Die Verträge, die dem Cyber Valley zugrunde liegen, sind ebenfalls trotz wiederholten Beteuerungen vier Jahre nach ihrer Unterzeichnung nicht veröffentlicht. Stattdessen wurden wir kürzlich informiert, dass aktuell Verträge mit dem japanischen Technologiekonzern NEC ausgehandelt werden. Dieser gilt als einer der 100 weltweit führenden Rüstungskonzerne und entwickelt darüber hinaus Anwendungen der Gesichtserkennung und der sog. intelligenten Videoüberwachung. Seine Vorstellungen der Smarten Stadt sind in schockierender Offenheit von allgegenwärtiger Überwachung und biometrischen Zugangskontrollen geprägt.

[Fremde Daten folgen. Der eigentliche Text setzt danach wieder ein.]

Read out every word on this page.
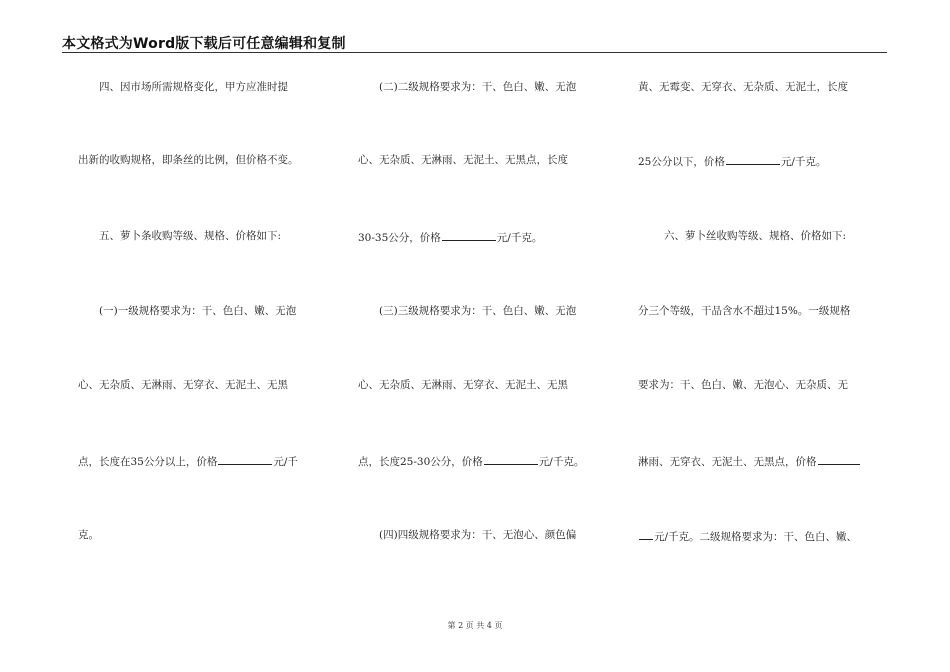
本文格式为Word版下载后可任意编辑和复制
四、因市场所需规格变化，甲方应准时提
出新的收购规格，即条丝的比例，但价格不变。
五、萝卜条收购等级、规格、价格如下:
(一)一级规格要求为：干、色白、嫩、无泡
心、无杂质、无淋雨、无穿衣、无泥土、无黑
点，长度在35公分以上，价格	元/千
克。
(二)二级规格要求为：干、色白、嫩、无泡
心、无杂质、无淋雨、无泥土、无黑点，长度
30-35公分，价格	元/千克。
(三)三级规格要求为：干、色白、嫩、无泡
心、无杂质、无淋雨、无穿衣、无泥土、无黑
点，长度25-30公分，价格	元/千克。
(四)四级规格要求为：干、无泡心、颜色偏
黄、无霉变、无穿衣、无杂质、无泥土，长度
25公分以下，价格	元/千克。
六、萝卜丝收购等级、规格、价格如下:
分三个等级，干品含水不超过15%。一级规格
要求为：干、色白、嫩、无泡心、无杂质、无
淋雨、无穿衣、无泥土、无黑点，价格
元/千克。二级规格要求为：干、色白、嫩、
第 2 页 共 4 页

Solange im Cyber Valley weiter an Überwachungstechnologie geforscht wird und keine glaubhafte Abgrenzung von der Rüstungsindustrie stattfindet, wird es hiergegen Proteste geben. Das ist auch im großen Vorbild des Cyber Valley, dem Silicon Valley, so. In den USA findet längst eine breite Diskussion darüber statt, dass große Tech-Konzerne wie Amazon die Demokratie und Technologien wie Gesichtserkennung die Freiheitsrechte gefährden. Damit wollen sich die Befürworter*innen des Cyber Valley und von Amazon allerdings ebenso wenig auseinandersetzen, wie mit den Auswirkungen auf den Wohnungsmarkt. Die aktuellen Bemühungen der Tübinger Stadtverwaltung und vermeintlich auch einer Mehrheit des Gemeinderates, diese Proteste mit Repression zu ersticken und zu delegitimieren, stellen einen Versuch dar, von diesen inhaltlichen Auseinandersetzungen abzulenken. Wir werden diese mehr als notwendigen Auseinandersetzungen jedoch weiterführen und uns durch Kriminalisierungsversuche nicht einschüchtern lassen.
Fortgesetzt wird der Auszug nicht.